Les aboiemens des chiens étaient devenus plus distincts ; il s’y mêlait un battement sourd et régulier que je ne pus définir au premier instant, mais que je reconnus ensuite pour le galop d’un cheval sur la neige durcie. Nous nous trouvions alors dans un lieu bas et marécageux, au pied d’une colline dont la croupe arrondie se dessinait à peine dans la nuit. L’attelage, qui marchait librement devant nous, s’était arrêté et reniflait l’air avec inquiétude ; bientôt nous le vîmes s’effaroucher et retourner en arrière. Au même instant, une vague forme de cavalier poursuivi par deux chiens parut à mi-hauteur du coteau, passa comme emportée sur les flocons de neige et disparut presque aussitôt.

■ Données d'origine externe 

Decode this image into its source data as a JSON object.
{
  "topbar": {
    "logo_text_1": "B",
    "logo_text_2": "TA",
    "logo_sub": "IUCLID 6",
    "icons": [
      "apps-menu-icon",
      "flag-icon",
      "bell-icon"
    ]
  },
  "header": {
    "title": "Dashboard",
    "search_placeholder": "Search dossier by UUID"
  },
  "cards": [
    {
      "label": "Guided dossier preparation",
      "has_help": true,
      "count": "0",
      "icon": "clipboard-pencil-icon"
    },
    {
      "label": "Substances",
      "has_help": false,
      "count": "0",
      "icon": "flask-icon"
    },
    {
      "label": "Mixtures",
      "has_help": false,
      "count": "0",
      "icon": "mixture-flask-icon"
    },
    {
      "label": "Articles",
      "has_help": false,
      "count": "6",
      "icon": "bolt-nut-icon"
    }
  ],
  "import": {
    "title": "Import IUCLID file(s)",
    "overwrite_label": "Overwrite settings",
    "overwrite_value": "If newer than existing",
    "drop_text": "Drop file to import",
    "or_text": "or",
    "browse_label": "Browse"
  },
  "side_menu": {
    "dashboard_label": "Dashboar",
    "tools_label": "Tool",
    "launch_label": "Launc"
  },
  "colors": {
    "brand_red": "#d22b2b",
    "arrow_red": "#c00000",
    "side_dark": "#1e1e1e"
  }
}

Le Provençal et moi, nous nous regardâmes avec surprise. Quant à notre guide, il était collé contre le cou de l’un de ses chevaux qu’il venait de ressaisir, les mains crispées sur les guides, la figure effarée et les jambes vacillantes.

— Quelle diable de vision est-ce là ? demanda mon compagnon ; avez-vous reconnu le cavalier, postillon ?

— C’est toujours lui ! balbutia notre guide, c’est le Goubelino ! mais, cette fois, il est en chasse.

— Pardieu ! j’aurais dû alors lui demander de son gibier, dit le Provençal en riant.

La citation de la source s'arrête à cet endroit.